Spotify Song Popularity Prediction

Unquestionably, Spotify now dominates the music streaming sector. Being able to gauge a song's potential popularity in advance could be valuable for artists and record labels. Due to the widespread use of digital music platforms (such as Spotify, Billboard, and Apple Music), data can be conveniently accessed, and listener behavior can be easily tracked. This makes forecasting methods more convenient, and it's also widely employed in recommendation systems.The purpose of this project is to identify what make a song popular. Record label companies and artists can use this data to maximize profits by producing music that matches the identified popular parameters.
The data used in this project has been gathered from Kaggle, and consist of 15 features describing the songs.

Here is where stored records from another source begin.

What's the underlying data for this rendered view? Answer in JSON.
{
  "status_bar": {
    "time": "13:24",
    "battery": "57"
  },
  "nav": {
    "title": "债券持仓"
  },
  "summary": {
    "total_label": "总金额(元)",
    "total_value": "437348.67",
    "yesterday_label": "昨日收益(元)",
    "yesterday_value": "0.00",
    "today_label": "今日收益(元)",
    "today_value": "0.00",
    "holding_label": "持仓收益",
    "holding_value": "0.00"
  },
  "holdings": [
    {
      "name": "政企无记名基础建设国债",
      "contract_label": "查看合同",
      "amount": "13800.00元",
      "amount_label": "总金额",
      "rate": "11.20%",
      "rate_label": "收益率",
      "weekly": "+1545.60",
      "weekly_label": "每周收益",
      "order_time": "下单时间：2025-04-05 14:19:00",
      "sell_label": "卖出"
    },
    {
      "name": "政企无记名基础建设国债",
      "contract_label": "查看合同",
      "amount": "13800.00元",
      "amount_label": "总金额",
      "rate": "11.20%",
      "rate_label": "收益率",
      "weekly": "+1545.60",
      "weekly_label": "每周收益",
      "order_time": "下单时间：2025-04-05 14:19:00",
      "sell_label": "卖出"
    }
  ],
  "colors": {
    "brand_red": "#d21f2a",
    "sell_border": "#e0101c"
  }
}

The data originally had 15 columns and 18,835 rows, and after removing duplicates it had 3,070 observations.Further for ease of analysis, We also changed the data in the song_duration_ms column to minutes and subsequently renamed that column.
To identify and classify songs as popular and not popular we took 90th percentile of the song_popularity variable. Using this value( 72) as a threshold to song popularity we classified all the songs with a song_popularity value less than 72 as 0(Not Popular) and songs from 72 and above to 1(Popular).

Above are distribution plots for some of the variables in our dataset. We see some variability in the dataset. To improve the quality of the data and analysis we standardized the data before applying models for predictions.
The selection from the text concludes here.